Bruce Sterling has a deep-thinking post at Wired today. Chris reports on Chris Parry's speech at the Royal United Service Institute--the oldest military think tank in the world. In the speech, rear admiral Perry reports on some of the counterintuitive results of neoliberal policies--cheap airfare and ubiquitious/easy communication.
*snip*
The technological drivers of globalization have enabled stateless barbarians to seize the initiative. You can’t keep them out by blocking the border, and the harder you smash the failed states that nurture them, the more they thrive.
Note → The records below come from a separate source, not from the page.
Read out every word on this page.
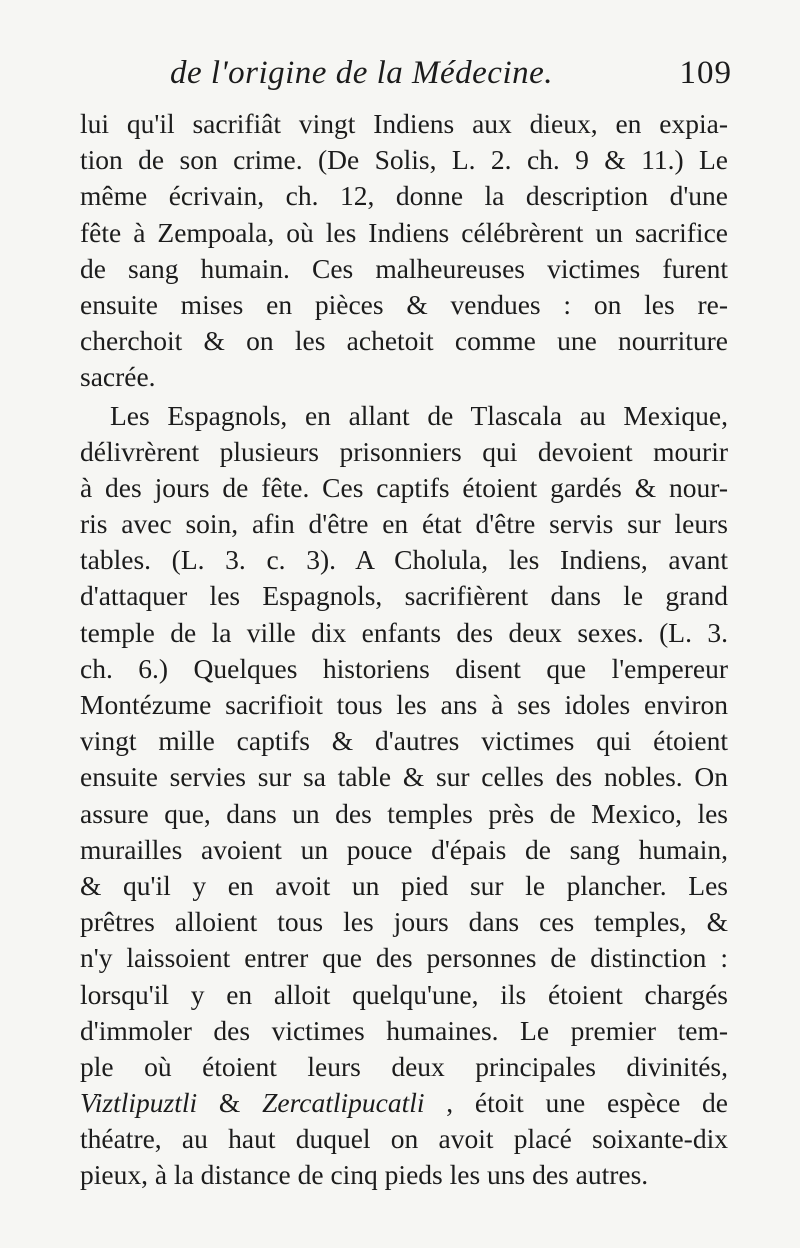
de l'origine de la Médecine.	109
lui qu'il sacrifiât vingt Indiens aux dieux, en expia-
tion de son crime. (De Solis, L. 2. ch. 9 & 11.) Le
même écrivain, ch. 12, donne la description d'une
fête à Zempoala, où les Indiens célébrèrent un sacrifice
de sang humain. Ces malheureuses victimes furent
ensuite mises en pièces & vendues : on les re-
cherchoit & on les achetoit comme une nourriture
sacrée.
Les Espagnols, en allant de Tlascala au Mexique,
délivrèrent plusieurs prisonniers qui devoient mourir
à des jours de fête. Ces captifs étoient gardés & nour-
ris avec soin, afin d'être en état d'être servis sur leurs
tables. (L. 3. c. 3). A Cholula, les Indiens, avant
d'attaquer les Espagnols, sacrifièrent dans le grand
temple de la ville dix enfants des deux sexes. (L. 3.
ch. 6.) Quelques historiens disent que l'empereur
Montézume sacrifioit tous les ans à ses idoles environ
vingt mille captifs & d'autres victimes qui étoient
ensuite servies sur sa table & sur celles des nobles. On
assure que, dans un des temples près de Mexico, les
murailles avoient un pouce d'épais de sang humain,
& qu'il y en avoit un pied sur le plancher. Les
prêtres alloient tous les jours dans ces temples, &
n'y laissoient entrer que des personnes de distinction :
lorsqu'il y en alloit quelqu'une, ils étoient chargés
d'immoler des victimes humaines. Le premier tem-
ple où étoient leurs deux principales divinités,
Viztlipuztli & Zercatlipucatli , étoit une espèce de
théatre, au haut duquel on avoit placé soixante-dix
pieux, à la distance de cinq pieds les uns des autres.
At the first sign of weakness, these new-wave Vandals will log on to urge their diasporic compatriots to attack you on your own soil. Failing that, they’ll hop on the next flight, pick up their baggage, and sidle into Starbucks to download the latest instructions from Abu Ayyub al Masri...Nets and jets are never a one-way street, and even Parry’s reverse colonization can reverse itself. Consider Somalia, which, for 15 years, has been a running sore of new world disorder. Jets have evacuated everyone who could buy a ticket and have flown in battalions of jihadists. As for nets, this lawless maelstrom is one of the most heavily wired regions of Africa; free of licensing, taxes, and state-owned monopolies, entrepreneurs have been building out cell capacity and Net nodes like Silicon Valley whiz kids. To complicate matters, counter-terrorist warlords said to be financed by the US recently lost the country to a loose association of Islamic militias. This makes Somalia a prime case study for the darkest nets-and-jets forecast.
*/snip*
I'm not sure I totally buy Mr. Sterling's silver lining of hope that neoliberal economic and political policies and neoconservative military enforcement of neoliberal policies can get ahead of technologically-enabled smart mobs. Still, I really hope he is right.